When Mike Huether comes to town in his white Subaru Outback, he comes with an agenda. The host of KELOLAND's "On the Road with Mike Huether" has a story to tell.
Someone -- in the case of his visit to Madison on Thursday afternoon, that "someone" was Michael Roach, assistant professor of management at Dakota State University -- had given Huether a tip about an individual whose story could be an inspiration to others. In Madison, that was Keith Bundy -- a familiar voice to fans who attend Dakota State athletic events, amateur baseball and American Legion baseball.
"I have a God-given voice for announcing and radio," Bundy said, not with pride but with an open acknowledgment of his gift.
It's not surprising that he would make reference to God. Bundy is currently serving as the interim pastor at Madison Church of the Nazarene, a small church nestled in a residential neighborhood off S.W. 1st Street. That same church brought the Indiana native to South Dakota 30 years ago.
His wife Peg said the move was made in faith after they had prayed about the call her husband had received.
"We were moving away from everything we knew," she recalled, mentioning specifically their families, but also noting cultural differences between Indiana and South Dakota.
The first time she was asked to bring a hotdish to a potluck, she had no idea what to bring. She had asked if a hotdish was a casserole and had been told it was not. She said she had to pull out a dictionary to find out what was expected.
"I'd never heard of it, and who would have thought that Jello would be a salad?" she asked.
However, it was not that story which most interested Huether. He was intrigued by the rich and full life that Keith, who was born blind, lives. For Keith, his blindness is just a fact of life; it's not something he dwells on.
"When I wake up in the morning, my first thought isn't, `I can't see'," he said. "My first thought is, `I hate the alarm'."
Because his blindness is as much a part of him as his faith, his love for his wife -- whom he describes as his right hand and best friend -- and his passion for sports, he doesn't allow it to be a barrier.
"God helped me to develop the attitude, `I'm going to do what I want to do'," he stated. In his interview with Huether, he elaborated. "Instead of saying, `I can't do this,' I say, `How can we do this'?"
The "we" of whom he speaks is himself and his wife. Trained as a nurse, Peg worked in a variety of settings, including a hospital NICU, before they moved to Madison, where she worked for a time at a nursing home. However, with four growing boys, they determined she was needed to provide transportation to their many activities as well as to meet the boys' other needs.
"Keith has always worked two jobs for us. It's just routine for us," she explained.
Currently, in addition to pastoring the Madison Church of the Nazarene, he is an accessibility consultant for Siteimprove, a company which helps companies to create fully accessible websites which are usable by everyone regardless of their disabilities.
Keith told Huether he does most of his work remotely but travels to Minneapolis every month or six weeks for his job. In March, he will speak at a conference on accessibility.
For a number of years, he served as the assistant dean of student development at DSU, where he ran the counseling center and acted as the ADA coordinator. He said he worked two jobs primarily because his small church could not afford to pay a full-time salary with benefits which he, as a husband and father, needed. However, he was not willing to simply walk away from pastoring the church.
"When I was a child, I sensed deep down inside a call to preach the Gospel," Keith said.
He admits he didn't immediately answer that call although he was a man of faith. In fact, he and Peg met through InterVarsity Christian Fellowship at the University of Evansville, a private, liberal arts university in Evansville, Ind.
"We started taking walks together and fell in love," Peg said.
Keith was 23 when they married and 28 when he finally answered the call he had received as a boy. The delay wasn't entirely due to hesitation on his own part, Peg explained. He had been told that no church would hire a blind pastor, which did not prove to be true.

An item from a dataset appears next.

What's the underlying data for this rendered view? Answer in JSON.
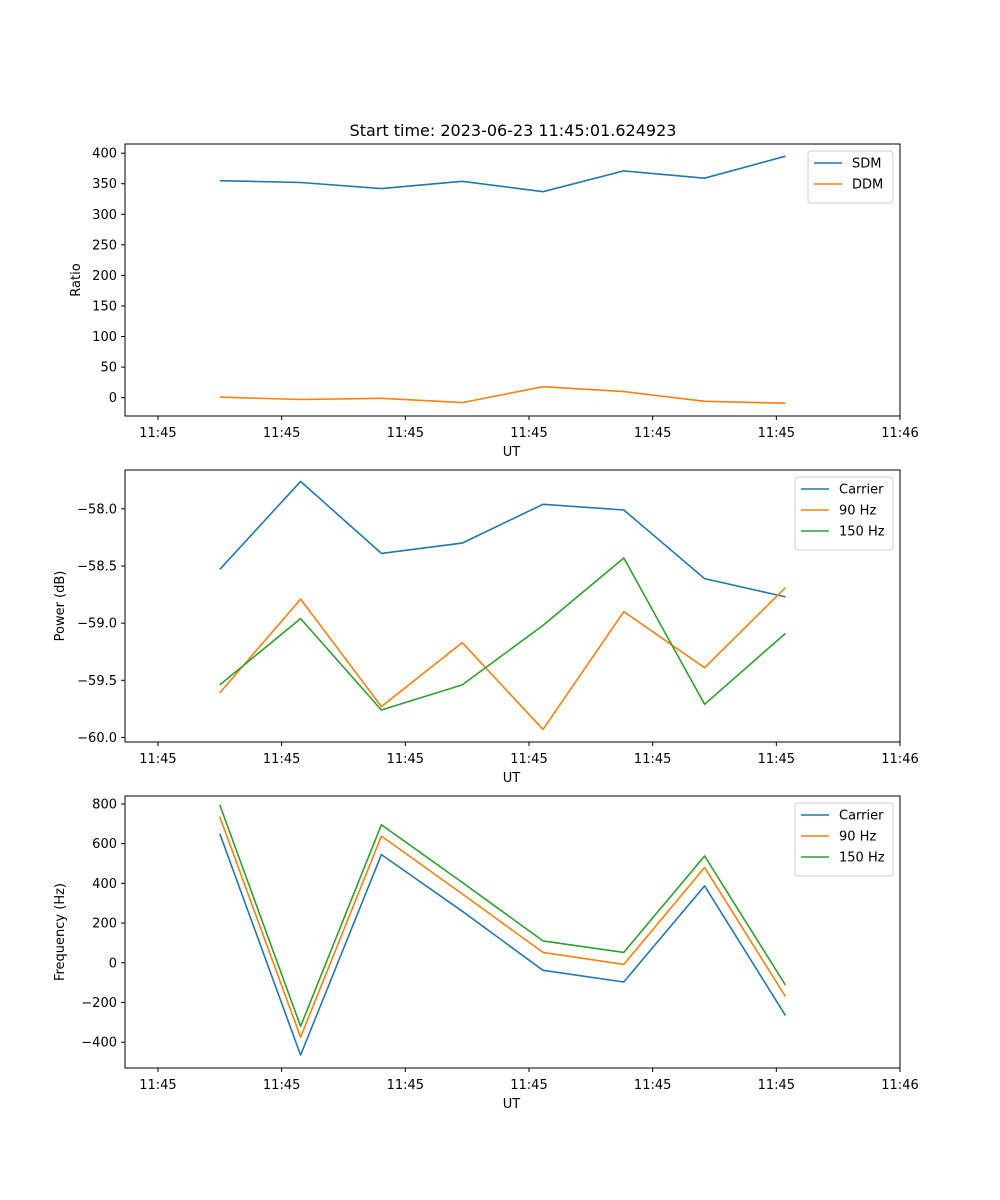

"God does the impossible," she stated.
In his story about Keith, Huether delved into the couple's personal life to touch on the loss of their son Ben, who died in 2010. The young athlete had a brain aneurysm from which he did not recover.
"That was the biggest thing Peg and I faced," Keith said. "Kids are not supposed to pass away before their parents."
He, personally, found comfort in a story he had heard about another pastor who had suffered a similar loss. When asked why he preached on the following Sunday, the pastor said -- according to Keith -- "The same God who was God before he died is God today."
While Huether was interested in Keith's faith, family and professional life, it is his role as a sports announcer that delighted him most. Bundy began by announcing American Legion baseball with Peg's assistance. Now, with the assistance of longtime friend and former DSU colleague Tom Farrell, he also announces football and basketball games at the university.
"He tells me what he sees and I do the announcing," Bundy said.
The first part of that winning formula began long before Bundy began announcing. It began when their boys were growing up.
"Tom and I had boys that played football together," Keith said. They would sit together at games and Tom would tell him what was taking place on the field.
Now a story familiar to Madison residents will be told across KELOLAND when "On the Road with Mike Huether" airs at 6:30 p.m. on March 24. The program, which focuses on inspirational stories from small towns in South Dakota, is in its second season.